Breaking A Specific Binge Habit- Need Advice

Moxie42
Moxie42 Posts: 1,400 Member
Sooo for the past 8 years or so, my husband has been gone for about 6 hours twice a month on Saturday nights because of a music group he runs. The problem is every single time I binge. It's gotten to the point where I plan it- what I'll have, how I'll hide buying it, how I'll hide eating/drinking it.

It doesn't matter how well I've done during the week or how focused I am the other 28-29 days of the month, or how much I promise "this time will be different." It doesn't matter if I get rid of all temptations in the house and buy plenty of healthy things to eat instead. Those 2 days I binge to the point of feeling sick.

I'm not entirely sure why I do this but I think it's for a few reasons. It's the only "me" time I have, and honestly, during the week I'm pretty unhappy. On top of the depression and anxiety issues I've always had, my job is miserable and stressful, and it just makes me feel beaten down every day. I think food has become an escape from all that.

Anyway, I really want to stop this. Too often it leads to multiple days of binging, and I'm sick of beating myself up every time it happens. This Saturday is another one of those nights. I don't know what to do to stop myself from doing the same thing I've done for 8 years. And really, even when I was a skinny and extremely weight-obsessed teenager, I STILL binged on the very rare occasions I was home alone.

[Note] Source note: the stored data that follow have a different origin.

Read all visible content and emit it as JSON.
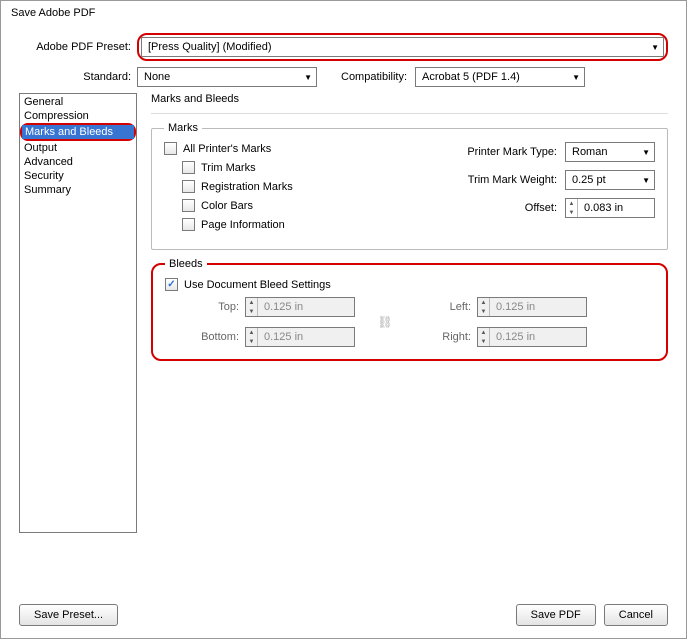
{
  "window": {
    "title": "Save Adobe PDF"
  },
  "preset": {
    "label": "Adobe PDF Preset:",
    "value": "[Press Quality] (Modified)"
  },
  "standard": {
    "label": "Standard:",
    "value": "None"
  },
  "compatibility": {
    "label": "Compatibility:",
    "value": "Acrobat 5 (PDF 1.4)"
  },
  "sidebar": {
    "items": [
      "General",
      "Compression",
      "Marks and Bleeds",
      "Output",
      "Advanced",
      "Security",
      "Summary"
    ],
    "selected_index": 2
  },
  "panel": {
    "title": "Marks and Bleeds",
    "marks": {
      "legend": "Marks",
      "all_printers_marks": "All Printer's Marks",
      "trim_marks": "Trim Marks",
      "registration_marks": "Registration Marks",
      "color_bars": "Color Bars",
      "page_information": "Page Information",
      "printer_mark_type": {
        "label": "Printer Mark Type:",
        "value": "Roman"
      },
      "trim_mark_weight": {
        "label": "Trim Mark Weight:",
        "value": "0.25 pt"
      },
      "offset": {
        "label": "Offset:",
        "value": "0.083 in"
      }
    },
    "bleeds": {
      "legend": "Bleeds",
      "use_document": "Use Document Bleed Settings",
      "use_document_checked": true,
      "top": {
        "label": "Top:",
        "value": "0.125 in"
      },
      "bottom": {
        "label": "Bottom:",
        "value": "0.125 in"
      },
      "left": {
        "label": "Left:",
        "value": "0.125 in"
      },
      "right": {
        "label": "Right:",
        "value": "0.125 in"
      }
    }
  },
  "buttons": {
    "save_preset": "Save Preset...",
    "save_pdf": "Save PDF",
    "cancel": "Cancel"
  }
}
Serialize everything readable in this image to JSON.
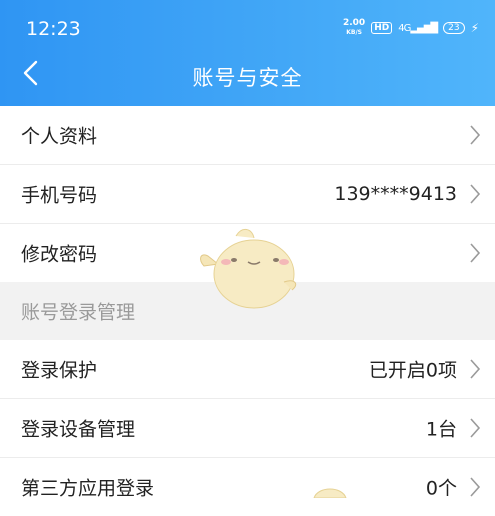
{
  "status_bar": {
    "time": "12:23",
    "speed_value": "2.00",
    "speed_unit": "KB/S",
    "hd": "HD",
    "network": "4G",
    "battery": "23"
  },
  "header": {
    "title": "账号与安全"
  },
  "rows": [
    {
      "label": "个人资料",
      "value": ""
    },
    {
      "label": "手机号码",
      "value": "139****9413"
    },
    {
      "label": "修改密码",
      "value": ""
    }
  ],
  "section": {
    "title": "账号登录管理"
  },
  "rows2": [
    {
      "label": "登录保护",
      "value": "已开启0项"
    },
    {
      "label": "登录设备管理",
      "value": "1台"
    },
    {
      "label": "第三方应用登录",
      "value": "0个"
    }
  ],
  "colors": {
    "header": "#3aa0f5",
    "section_bg": "#f2f2f2"
  }
}
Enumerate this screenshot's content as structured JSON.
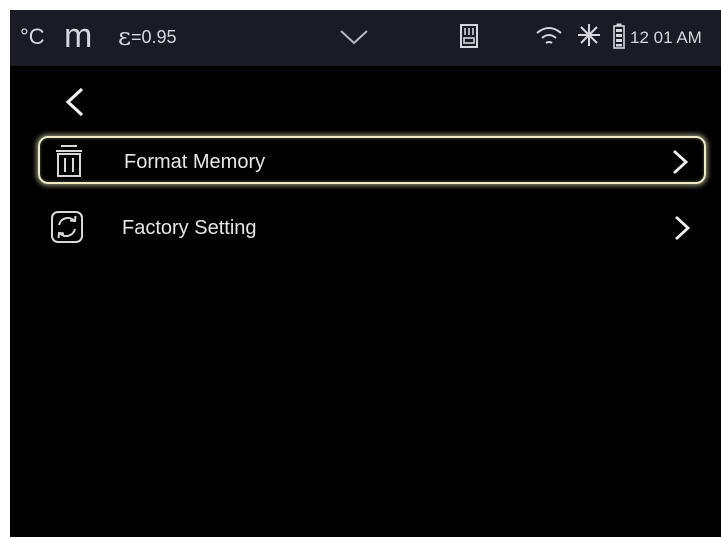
{
  "status_bar": {
    "temperature_unit": "°C",
    "distance_unit": "m",
    "emissivity_symbol": "ε",
    "emissivity_value": "=0.95",
    "time": "12 01 AM",
    "icons": [
      "chevron-down-icon",
      "sd-card-icon",
      "wifi-icon",
      "sun-icon",
      "battery-icon"
    ]
  },
  "nav": {
    "back_icon": "back-arrow-icon"
  },
  "menu": {
    "items": [
      {
        "label": "Format Memory",
        "icon": "trash-icon",
        "selected": true
      },
      {
        "label": "Factory Setting",
        "icon": "reset-icon",
        "selected": false
      }
    ]
  },
  "colors": {
    "background": "#000000",
    "status_bar": "#1b1b24",
    "text": "#e6e6e6",
    "selection_border": "#ecebc4"
  }
}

I've tried so many things...but I end up feeling bitter and angry until I give in...and I give in because I don't want to feel that way during that very-much-needed "me" time. I love having that time at home by myself...but I ruin it with the binges...

I'd love to hear any advice to help me either not do this at all, or find a way to "splurge" a little without it being a full-on binge...I'm not sure which plan is more realistic for someone like me...

Thanks in advance for your help, and sorry this is so long!

Replies

  • Cynsonya
    Cynsonya Posts: 668 Member
    Girls night? I would get the ladies together for a movie or a meal out of the house. Don't be alone. Go out, have a good time, and blow off some steam. Sounds like you need it.

    Good Luck!
  • KnitOrMiss
    KnitOrMiss Posts: 10,103 Member
    @Moxie42 For me, that time was always after my daughter went to bed. I was very unhappy in my marriage, but too stubborn to admit it. I agree that connecting in some way with someone else - whether a therapy group or a girls' night would be helpful. Until you address the deepest underlying issues, you're unlikely to actually be able to enjoy your "ME" time...

    That being said, depending on your relationship with your husband, it might be time for a confession of sorts. Put yourself on blast. Admit EVERYTHING to him. I did something similar with my ex - back when we were in a lull after my kiddo was born, and I was being tempted by a connection with another man. Removing the mystery and secrecy from the event KILLED THE MAGIC.

    Also, long before that night, start focusing on things that make you feel better that aren't food. Do some mindfulness exercises, some coloring (you'd be surprised how relaxing this is), meditation if that's something you enjoy, yoga, pilates, HIIT, a walk around the neighborhood, listen to loud angry rock music while dancing around like a moron in a mosh pit, do a mani/pedi - whether yourself at home or go out, take up knitting, reading a silly romance novel, try a new hairdo and a mud pack, lounge in a bath while sipping wine or champagne, journal, and if you don't want to confess to your hubby, use the thought of your assumed reactions to motivate you to stop doing what you are doing. Imagine you found out your future daughter was doing this - your sister or your mother - think of what you would sit and do and how you would talk with them. Imagine if you found out your husband was doing this to himself - and how you would help him. Your best friend. Etc.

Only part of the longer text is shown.